Com o Banco Postal, o morador de Santa Rosa do Purus, localizada às margens do rio Purus, no Acre, não precisa mais ir até Sena Madureira - a cidade mais próxima com agência bancária -, para receber a aposentadoria ou pagar uma conta. Só a viagem de ida leva oito dias de barco. Ao receber a aposentadoria, a pessoa gastava quase todo o dinheiro em compras em Sena Madureira. Pouco dinheiro circulava em Santa Rosa do Purus. Em muitos casos, o cartão de benefícios até ficava na mão do comerciante de Sena Madureira.

Mas, o surpreendente e inesperado é o sucesso do Banco Postal nos grandes centros.

Julio Bittencour/Valor A faxineira Hosana, 34 anos, natural de Timbaúba (PE), há 15 anos em São Paulo, conheceu o Banco Postal ao procurar a agência dos Correios para enviar cartas aos parentes. Há um ano resolveu abrir sua conta. Apesar de receber o salário em um dos maiores bancos de varejo do mercado, transfere o dinheiro para o Banco Postal, onde também paga as contas de água, luz, telefone e aluguel. Hosana gosta do Banco Postal porque tem pouca fila e um horário de atendimento maior do que o das agências bancárias tradicionais.

O manobrista Marcos, 24 anos, nascido em São Paulo, também recebe o salário em um grande banco de varejo público e transfere uma parte para o Banco Postal porque considera seu atendimento mais amigável, sem portas giratórias nas agências e horário de atendimento mais amplo, além cobrar menos pelos serviços.

O camelô de produtos eletrônicos Jaelson, 26 anos, de Capim Grosso (BA), há um ano e meio morando em São Paulo, prefere o Banco Postal porque há sempre uma agência "perto do serviço". Foi no Banco Postal que abriu sua primeira conta bancária e já tem até um pouco de dinheiro na poupança.
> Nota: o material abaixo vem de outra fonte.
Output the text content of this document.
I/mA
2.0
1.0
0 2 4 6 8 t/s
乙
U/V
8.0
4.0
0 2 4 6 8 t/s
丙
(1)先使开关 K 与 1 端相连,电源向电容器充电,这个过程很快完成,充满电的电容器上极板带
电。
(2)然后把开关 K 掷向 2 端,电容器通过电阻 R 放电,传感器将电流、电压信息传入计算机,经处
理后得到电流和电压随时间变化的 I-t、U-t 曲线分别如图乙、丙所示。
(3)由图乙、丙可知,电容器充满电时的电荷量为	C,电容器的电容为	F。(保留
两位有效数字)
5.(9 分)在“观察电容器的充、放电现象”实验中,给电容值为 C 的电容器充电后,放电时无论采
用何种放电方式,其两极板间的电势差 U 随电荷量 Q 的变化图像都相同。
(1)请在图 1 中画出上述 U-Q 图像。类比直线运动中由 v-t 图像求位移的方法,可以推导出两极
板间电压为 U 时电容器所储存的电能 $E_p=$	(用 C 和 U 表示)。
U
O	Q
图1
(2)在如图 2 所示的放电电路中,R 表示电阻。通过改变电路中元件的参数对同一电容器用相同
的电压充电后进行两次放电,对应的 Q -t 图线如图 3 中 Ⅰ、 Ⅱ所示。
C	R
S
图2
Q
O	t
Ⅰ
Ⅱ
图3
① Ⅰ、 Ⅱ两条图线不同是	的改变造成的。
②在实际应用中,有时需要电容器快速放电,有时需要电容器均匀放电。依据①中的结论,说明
O atendimento é simples e gentil, sem burocracia, acrescentou.

Outro bom exemplo é a cidade de Japeri (RJ), última parada da linha da Central do Brasil. Apesar de estar a apenas 70 quilômetros da capital do estado e ter 82,3 mil habitantes, Japeri é uma cidade dormitório que não tinha agência bancária. Os moradores de Japeri tinham que se deslocar até a cidade vizinha de Queimados para saldar contas e receber pagamentos. Com a agência do Banco Postal, o dinheiro passou a circular na cidade. Na seqüência, o Bradesco instalou quatro máquinas de auto-atendimento Bradesco Dia e Noite e, finalmente, uma agência do banco.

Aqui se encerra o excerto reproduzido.